The treatment of gastritis in cats depends entirely on the causative agent. Most acute cases resolve on their own within a couple of days, but chronic cases need veterinary care. However, if the symptoms are severe, the feline will be prescribed antiemetics (to prevent vomiting), fluid therapy to prevent dehydration, and stomach protectors.

Most likely, in an acute case, the feline patient can go home after the visit to the veterinarian. It’s usually recommended to follow the following steps at home so that the animal’s symptoms improve:

  1. You shouldn’t feed your cat for the first 8-12 hours. Don’t deprive your cat of water, otherwise it could become dehydrated. If fluids can’t be administered without the cat vomiting again, return to the vet.
  2. If the vomiting stops after the above interval, you can offer the cat low-fat, digestible food. Rice with cooked chicken is an excellent dish. Divide half of the cat’s daily intake into 4-6 small meals.
  3. Increase the amount of food given over the next 2-3 days until the cat is back to normal.
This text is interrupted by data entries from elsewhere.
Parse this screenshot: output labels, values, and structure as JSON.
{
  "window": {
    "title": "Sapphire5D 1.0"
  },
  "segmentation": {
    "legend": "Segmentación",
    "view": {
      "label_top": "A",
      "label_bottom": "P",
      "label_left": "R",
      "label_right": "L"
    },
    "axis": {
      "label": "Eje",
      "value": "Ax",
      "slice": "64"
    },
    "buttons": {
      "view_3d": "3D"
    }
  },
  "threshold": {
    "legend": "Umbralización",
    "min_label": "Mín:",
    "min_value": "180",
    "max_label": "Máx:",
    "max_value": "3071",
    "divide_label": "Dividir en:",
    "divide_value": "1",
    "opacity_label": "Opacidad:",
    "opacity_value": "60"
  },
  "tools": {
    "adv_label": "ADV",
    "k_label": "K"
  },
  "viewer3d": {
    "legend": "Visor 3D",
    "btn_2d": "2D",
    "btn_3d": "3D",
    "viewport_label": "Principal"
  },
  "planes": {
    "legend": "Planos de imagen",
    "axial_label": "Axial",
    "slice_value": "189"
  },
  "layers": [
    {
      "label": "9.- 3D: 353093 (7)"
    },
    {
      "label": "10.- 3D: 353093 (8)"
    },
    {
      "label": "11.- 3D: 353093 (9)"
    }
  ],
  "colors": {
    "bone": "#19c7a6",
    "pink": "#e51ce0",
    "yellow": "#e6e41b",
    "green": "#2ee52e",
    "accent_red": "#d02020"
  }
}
If the cat starts vomiting again at any part of the process, go back to the vet. It’s probably not a severe condition, but it’s always better to be safe than sorry.

Un gato enfermo del estómago.

As you may have seen, gastritis in cats is a multifactorial disease that can’t be diagnosed at home. If your cat vomits for more than 24 hours, don’t hesitate to go to the vet. It’s most likely an acute condition, but prevention is always better than cure. Antiemetics and stomach protectors will make your feline cope better with the illness.